Just the blog equivalent of thinking out loud here. It’s not that this data was surprising to me, so much as that I wasn’t sure what to expect.
Four cities in the western United States with some similar characteristics – arid climate, water supply challenges, growing populations. Each of the four is the dominant population center in an otherwise sparsely populated state. No claim here that other cities don’t have similar characteristics (in fact, I’d love feedback on other cities/states worth adding to the conversation).

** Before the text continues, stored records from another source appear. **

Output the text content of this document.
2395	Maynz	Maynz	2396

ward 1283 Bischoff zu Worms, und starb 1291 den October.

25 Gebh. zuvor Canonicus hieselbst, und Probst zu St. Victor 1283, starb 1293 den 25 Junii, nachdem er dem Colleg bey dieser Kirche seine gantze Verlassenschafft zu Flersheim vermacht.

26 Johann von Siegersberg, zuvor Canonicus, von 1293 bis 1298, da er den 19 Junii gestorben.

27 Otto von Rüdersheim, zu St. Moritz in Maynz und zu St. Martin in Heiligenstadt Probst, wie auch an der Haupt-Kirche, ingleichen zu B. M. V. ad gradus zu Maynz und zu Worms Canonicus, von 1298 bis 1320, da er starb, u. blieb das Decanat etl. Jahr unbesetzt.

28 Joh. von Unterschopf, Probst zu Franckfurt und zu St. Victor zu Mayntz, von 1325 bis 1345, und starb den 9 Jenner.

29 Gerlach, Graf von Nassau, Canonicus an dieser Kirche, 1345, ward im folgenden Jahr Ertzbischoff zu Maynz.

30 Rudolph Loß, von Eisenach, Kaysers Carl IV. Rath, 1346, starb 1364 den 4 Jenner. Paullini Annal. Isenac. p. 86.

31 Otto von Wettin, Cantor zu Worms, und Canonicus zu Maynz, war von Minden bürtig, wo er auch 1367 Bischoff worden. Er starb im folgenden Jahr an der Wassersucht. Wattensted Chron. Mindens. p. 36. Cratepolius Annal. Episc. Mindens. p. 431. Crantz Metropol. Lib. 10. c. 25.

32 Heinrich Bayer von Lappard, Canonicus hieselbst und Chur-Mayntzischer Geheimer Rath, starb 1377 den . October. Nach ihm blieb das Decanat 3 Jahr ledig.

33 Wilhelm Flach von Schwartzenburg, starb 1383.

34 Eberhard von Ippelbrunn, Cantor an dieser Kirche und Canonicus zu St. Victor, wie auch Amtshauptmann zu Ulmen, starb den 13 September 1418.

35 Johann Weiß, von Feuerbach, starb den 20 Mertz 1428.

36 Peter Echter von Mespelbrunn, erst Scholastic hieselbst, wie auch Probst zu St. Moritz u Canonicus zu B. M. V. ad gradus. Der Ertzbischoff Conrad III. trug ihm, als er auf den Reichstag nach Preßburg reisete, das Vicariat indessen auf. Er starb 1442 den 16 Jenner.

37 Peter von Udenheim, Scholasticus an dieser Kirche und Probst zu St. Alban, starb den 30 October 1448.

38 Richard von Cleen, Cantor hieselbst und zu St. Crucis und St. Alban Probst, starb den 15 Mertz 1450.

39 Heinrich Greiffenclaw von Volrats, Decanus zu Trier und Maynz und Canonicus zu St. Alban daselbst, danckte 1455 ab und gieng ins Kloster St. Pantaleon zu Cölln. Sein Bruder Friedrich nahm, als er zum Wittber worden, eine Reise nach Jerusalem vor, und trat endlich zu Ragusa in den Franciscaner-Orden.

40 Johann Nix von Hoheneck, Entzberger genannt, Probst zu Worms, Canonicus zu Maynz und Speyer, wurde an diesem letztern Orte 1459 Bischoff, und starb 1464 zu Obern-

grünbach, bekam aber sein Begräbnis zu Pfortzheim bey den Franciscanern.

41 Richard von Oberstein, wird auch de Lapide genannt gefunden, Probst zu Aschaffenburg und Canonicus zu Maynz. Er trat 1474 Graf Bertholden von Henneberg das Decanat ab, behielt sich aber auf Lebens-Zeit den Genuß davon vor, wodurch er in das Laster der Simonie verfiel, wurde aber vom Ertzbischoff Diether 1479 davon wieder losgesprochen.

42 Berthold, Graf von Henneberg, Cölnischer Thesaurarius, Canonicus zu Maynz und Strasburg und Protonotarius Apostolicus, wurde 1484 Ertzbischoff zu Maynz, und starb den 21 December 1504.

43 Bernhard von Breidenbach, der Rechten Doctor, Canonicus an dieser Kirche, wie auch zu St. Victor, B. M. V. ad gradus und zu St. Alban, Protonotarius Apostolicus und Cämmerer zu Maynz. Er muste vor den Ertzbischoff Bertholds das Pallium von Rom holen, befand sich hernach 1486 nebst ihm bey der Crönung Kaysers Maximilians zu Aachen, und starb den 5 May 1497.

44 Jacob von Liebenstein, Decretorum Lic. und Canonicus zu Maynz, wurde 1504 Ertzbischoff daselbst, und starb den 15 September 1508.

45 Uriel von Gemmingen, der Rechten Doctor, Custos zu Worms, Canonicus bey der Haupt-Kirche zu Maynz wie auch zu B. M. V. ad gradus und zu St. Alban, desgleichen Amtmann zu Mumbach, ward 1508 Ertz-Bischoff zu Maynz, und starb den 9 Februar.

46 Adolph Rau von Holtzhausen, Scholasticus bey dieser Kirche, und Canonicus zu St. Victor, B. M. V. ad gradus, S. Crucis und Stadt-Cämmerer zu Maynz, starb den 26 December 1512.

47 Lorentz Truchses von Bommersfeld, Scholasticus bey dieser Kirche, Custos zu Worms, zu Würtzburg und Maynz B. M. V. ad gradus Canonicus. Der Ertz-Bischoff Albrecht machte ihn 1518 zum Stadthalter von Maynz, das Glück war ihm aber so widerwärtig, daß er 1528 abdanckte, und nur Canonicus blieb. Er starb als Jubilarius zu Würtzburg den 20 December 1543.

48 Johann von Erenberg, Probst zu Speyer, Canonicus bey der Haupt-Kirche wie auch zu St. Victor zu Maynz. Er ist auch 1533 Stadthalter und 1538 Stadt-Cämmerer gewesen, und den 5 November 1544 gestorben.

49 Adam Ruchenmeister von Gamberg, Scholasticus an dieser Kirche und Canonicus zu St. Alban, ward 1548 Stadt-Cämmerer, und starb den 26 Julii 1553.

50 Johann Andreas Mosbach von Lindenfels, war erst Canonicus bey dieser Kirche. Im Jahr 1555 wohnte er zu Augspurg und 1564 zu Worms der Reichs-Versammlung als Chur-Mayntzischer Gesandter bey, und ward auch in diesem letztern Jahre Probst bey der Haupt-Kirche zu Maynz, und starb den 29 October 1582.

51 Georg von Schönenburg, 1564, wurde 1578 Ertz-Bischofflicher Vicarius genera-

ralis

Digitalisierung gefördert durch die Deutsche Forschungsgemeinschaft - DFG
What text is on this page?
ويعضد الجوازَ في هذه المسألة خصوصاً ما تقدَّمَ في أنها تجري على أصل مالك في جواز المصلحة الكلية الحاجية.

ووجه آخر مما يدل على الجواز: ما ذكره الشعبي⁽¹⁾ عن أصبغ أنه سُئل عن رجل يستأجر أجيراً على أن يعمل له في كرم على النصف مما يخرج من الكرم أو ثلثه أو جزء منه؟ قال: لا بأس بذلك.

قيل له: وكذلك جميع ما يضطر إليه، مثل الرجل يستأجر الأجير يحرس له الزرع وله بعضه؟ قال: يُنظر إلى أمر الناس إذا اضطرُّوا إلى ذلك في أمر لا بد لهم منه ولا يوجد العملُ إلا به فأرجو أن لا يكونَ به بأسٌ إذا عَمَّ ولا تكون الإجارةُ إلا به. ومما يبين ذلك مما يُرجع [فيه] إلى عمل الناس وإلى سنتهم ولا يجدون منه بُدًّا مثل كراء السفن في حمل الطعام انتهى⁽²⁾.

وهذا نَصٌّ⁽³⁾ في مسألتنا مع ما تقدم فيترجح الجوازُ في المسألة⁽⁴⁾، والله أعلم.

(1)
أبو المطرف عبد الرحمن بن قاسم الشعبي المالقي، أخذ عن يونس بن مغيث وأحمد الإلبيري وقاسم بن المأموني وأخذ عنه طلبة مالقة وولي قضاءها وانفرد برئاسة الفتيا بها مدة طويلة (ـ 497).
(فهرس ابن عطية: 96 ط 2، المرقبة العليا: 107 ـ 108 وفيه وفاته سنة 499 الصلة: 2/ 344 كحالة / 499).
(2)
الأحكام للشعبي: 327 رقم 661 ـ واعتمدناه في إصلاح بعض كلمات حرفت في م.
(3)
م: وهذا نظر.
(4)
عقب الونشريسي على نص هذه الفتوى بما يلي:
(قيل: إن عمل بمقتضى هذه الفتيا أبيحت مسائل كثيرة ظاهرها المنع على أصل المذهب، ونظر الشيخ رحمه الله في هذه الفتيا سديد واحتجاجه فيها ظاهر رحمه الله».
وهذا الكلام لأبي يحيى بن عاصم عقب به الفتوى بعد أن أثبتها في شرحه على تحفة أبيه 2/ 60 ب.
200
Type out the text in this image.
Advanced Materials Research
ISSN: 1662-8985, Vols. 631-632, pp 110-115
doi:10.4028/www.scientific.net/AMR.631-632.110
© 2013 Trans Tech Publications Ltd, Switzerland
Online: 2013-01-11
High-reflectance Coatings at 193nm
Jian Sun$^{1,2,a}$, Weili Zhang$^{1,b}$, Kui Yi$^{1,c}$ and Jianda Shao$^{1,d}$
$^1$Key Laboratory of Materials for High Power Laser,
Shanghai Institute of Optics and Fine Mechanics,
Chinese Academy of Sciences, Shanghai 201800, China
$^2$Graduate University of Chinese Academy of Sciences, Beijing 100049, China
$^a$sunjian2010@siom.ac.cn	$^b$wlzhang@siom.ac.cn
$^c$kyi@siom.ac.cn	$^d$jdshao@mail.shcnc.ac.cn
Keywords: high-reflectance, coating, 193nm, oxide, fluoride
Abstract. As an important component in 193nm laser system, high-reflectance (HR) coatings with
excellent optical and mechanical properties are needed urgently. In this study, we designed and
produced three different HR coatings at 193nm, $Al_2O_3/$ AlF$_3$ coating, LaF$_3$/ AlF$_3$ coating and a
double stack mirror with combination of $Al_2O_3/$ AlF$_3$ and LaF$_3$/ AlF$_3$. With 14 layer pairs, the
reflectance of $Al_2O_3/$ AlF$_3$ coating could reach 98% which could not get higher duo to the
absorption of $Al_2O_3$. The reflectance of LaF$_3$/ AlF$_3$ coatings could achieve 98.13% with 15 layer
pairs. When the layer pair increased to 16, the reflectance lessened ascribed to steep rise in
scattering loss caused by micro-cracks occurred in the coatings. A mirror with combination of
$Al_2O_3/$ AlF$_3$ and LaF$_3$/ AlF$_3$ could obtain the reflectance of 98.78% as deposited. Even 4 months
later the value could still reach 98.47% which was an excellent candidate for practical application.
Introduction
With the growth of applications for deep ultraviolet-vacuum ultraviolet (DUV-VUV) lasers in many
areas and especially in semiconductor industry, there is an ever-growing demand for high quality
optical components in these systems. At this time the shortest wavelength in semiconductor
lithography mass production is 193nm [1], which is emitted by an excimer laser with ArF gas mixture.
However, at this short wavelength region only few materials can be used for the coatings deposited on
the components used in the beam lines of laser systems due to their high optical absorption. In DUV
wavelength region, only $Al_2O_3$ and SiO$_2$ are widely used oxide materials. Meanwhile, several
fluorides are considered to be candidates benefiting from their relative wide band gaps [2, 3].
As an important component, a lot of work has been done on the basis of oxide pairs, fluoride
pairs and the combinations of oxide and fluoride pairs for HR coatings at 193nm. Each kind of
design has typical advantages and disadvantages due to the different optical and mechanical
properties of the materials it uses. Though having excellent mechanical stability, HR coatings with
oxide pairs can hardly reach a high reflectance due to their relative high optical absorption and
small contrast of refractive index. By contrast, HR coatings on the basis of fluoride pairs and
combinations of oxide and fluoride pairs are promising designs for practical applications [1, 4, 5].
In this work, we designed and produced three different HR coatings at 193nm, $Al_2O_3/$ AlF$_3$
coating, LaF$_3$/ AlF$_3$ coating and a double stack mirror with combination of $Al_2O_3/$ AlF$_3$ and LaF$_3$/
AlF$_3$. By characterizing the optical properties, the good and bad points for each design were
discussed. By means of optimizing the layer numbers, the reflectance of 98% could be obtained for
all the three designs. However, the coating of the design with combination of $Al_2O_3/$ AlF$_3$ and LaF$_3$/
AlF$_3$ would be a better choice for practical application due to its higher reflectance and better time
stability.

First: total population in the Census-defined “Metropolitan Statistical Areas” since 1970:
Now, indexed with 1970=100, to get a feel for rate of growth independent of starting size:
It’s really this second one that interests me more – the relative growth curves are easier to see. Albuquerque and Salt Lake City growing slowly, Phoenix faster and Vegas’ growth curve bending up dramatically beginning in the late 1980s. This has all kinds of importance for water policy and regional economics. Though I’m not sure what to make of it all, just wanted to get it down somewhere for future reference.
If I’ve done this right, the spreadsheet’s posted here if anyone wants to have a look. Data source is US Census Bureau via the St. Louis Fed’s marvelous Excel plug-in and some math by me to aggregate MSAs from individual county data (danger!).
* I stole the “archipelago” concept from a talk by Mark Hagerty of Headwaters Economics, though his archipelago looks quite different from mine. But what we both mean, I think, is “economic islands in the sea that is the rural West”.